CVE-2024-54674 is a stored cross-site scripting (XSS) vulnerability identified in the open-source Malware Information Sharing Platform & Threat Sharing (MISP) software, specifically in the app/View/GalaxyClusters/cluster_export_misp_galaxy.ctp component. This vulnerability exists in MISP versions through 2.5.2 and is triggered when exporting custom clusters into the misp-galaxy format. The flaw allows an attacker to inject malicious JavaScript code that is stored on the server and executed in the browser context of users who perform the export operation. The vulnerability stems from insufficient sanitization or encoding of user-supplied data before rendering it in the export template, classified under CWE-79 (Improper Neutralization of Input During Web Page Generation). The attack vector is network-based, requiring no privileges but does require user interaction (exporting the cluster). The vulnerability impacts confidentiality and integrity by enabling script execution that could steal session tokens, manipulate displayed data, or perform actions on behalf of the victim user. The CVSS 3.1 score of 6.1 reflects medium severity due to the combination of ease of exploitation and potential impact. No patches or fixes are currently linked, and no known exploits have been reported in the wild, indicating this is a newly disclosed vulnerability. MISP is widely used by cybersecurity teams, CERTs, and threat intelligence communities for sharing threat data, so the vulnerability could be leveraged to compromise trusted environments if exploited.

The impact of CVE-2024-54674 is primarily on confidentiality and integrity within organizations using vulnerable MISP versions. Successful exploitation could allow attackers to execute arbitrary scripts in the context of users exporting clusters, potentially leading to theft of session cookies, unauthorized actions within the MISP interface, or injection of malicious content into exported data. This could undermine trust in threat intelligence sharing platforms and lead to further compromise if attackers pivot from stolen credentials or session tokens. Although availability is not directly affected, the reputational damage and potential data leakage could be significant for organizations relying on MISP for critical security operations. Given MISP’s role in cybersecurity communities worldwide, the vulnerability could facilitate targeted attacks against security teams, especially in sectors like government, finance, and critical infrastructure. The requirement for user interaction (exporting clusters) limits automated exploitation but does not eliminate risk, especially in environments with many users or automated workflows.

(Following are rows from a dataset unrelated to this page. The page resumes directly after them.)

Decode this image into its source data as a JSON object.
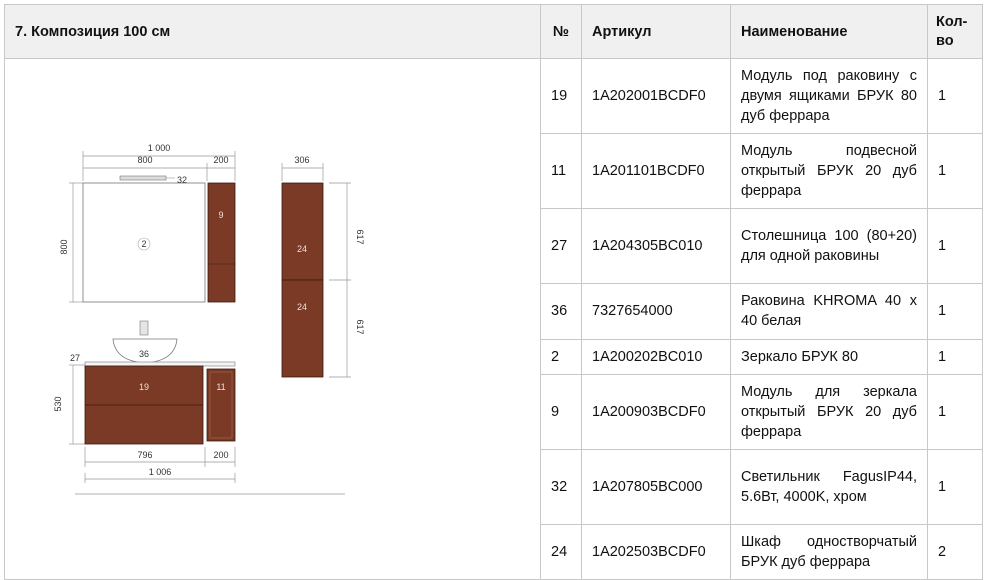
{
  "header": {
    "title": "7. Композиция 100 см",
    "col_no": "№",
    "col_article": "Артикул",
    "col_name": "Наименование",
    "col_qty": "Кол-во"
  },
  "rows": [
    {
      "no": "19",
      "article": "1A202001BCDF0",
      "name": "Модуль под раковину с двумя ящиками БРУК 80 дуб феррара",
      "qty": "1"
    },
    {
      "no": "11",
      "article": "1A201101BCDF0",
      "name": "Модуль подвесной открытый БРУК 20 дуб феррара",
      "qty": "1"
    },
    {
      "no": "27",
      "article": "1A204305BC010",
      "name": "Столешница 100 (80+20) для одной раковины",
      "qty": "1"
    },
    {
      "no": "36",
      "article": "7327654000",
      "name": "Раковина KHROMA 40 x 40 белая",
      "qty": "1"
    },
    {
      "no": "2",
      "article": "1A200202BC010",
      "name": "Зеркало БРУК 80",
      "qty": "1"
    },
    {
      "no": "9",
      "article": "1A200903BCDF0",
      "name": "Модуль для зеркала открытый БРУК 20 дуб феррара",
      "qty": "1"
    },
    {
      "no": "32",
      "article": "1A207805BC000",
      "name": "Светильник FagusIP44, 5.6Вт, 4000K, хром",
      "qty": "1"
    },
    {
      "no": "24",
      "article": "1A202503BCDF0",
      "name": "Шкаф одностворчатый БРУК дуб феррара",
      "qty": "2"
    }
  ],
  "drawing": {
    "dim_total_top": "1 000",
    "dim_mirror_w": "800",
    "dim_module_w_top": "200",
    "dim_cabinet_w": "306",
    "dim_mirror_h": "800",
    "dim_cab_h_upper": "617",
    "dim_cab_h_lower": "617",
    "dim_counter_th": "27",
    "dim_base_h": "530",
    "dim_base_w": "796",
    "dim_module_w_bottom": "200",
    "dim_total_bottom": "1 006",
    "tag_lamp": "32",
    "tag_mirror": "2",
    "tag_mirror_module": "9",
    "tag_cab_upper": "24",
    "tag_cab_lower": "24",
    "tag_sink": "36",
    "tag_base": "19",
    "tag_side_module": "11"
  },
  "colors": {
    "wood": "#7a3a25",
    "wood_edge": "#3a1a10",
    "header_bg": "#f0f0f0",
    "border": "#c8c8c8"
  }
}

To mitigate CVE-2024-54674, organizations should: 1) Upgrade MISP to a version where this vulnerability is patched once available; monitor official MISP channels for updates. 2) Implement strict input validation and output encoding on all user-supplied data in export templates to prevent script injection. 3) Restrict export functionality to trusted users and limit permissions to reduce exposure. 4) Educate users about the risks of exporting data from untrusted sources and encourage cautious handling of exported files. 5) Employ Content Security Policy (CSP) headers to reduce the impact of potential XSS by restricting script execution contexts. 6) Monitor logs and user activity for unusual export behavior that could indicate exploitation attempts. 7) Consider isolating MISP instances or using network segmentation to limit attacker movement if compromise occurs. These steps go beyond generic advice by focusing on both immediate risk reduction and long-term secure coding practices.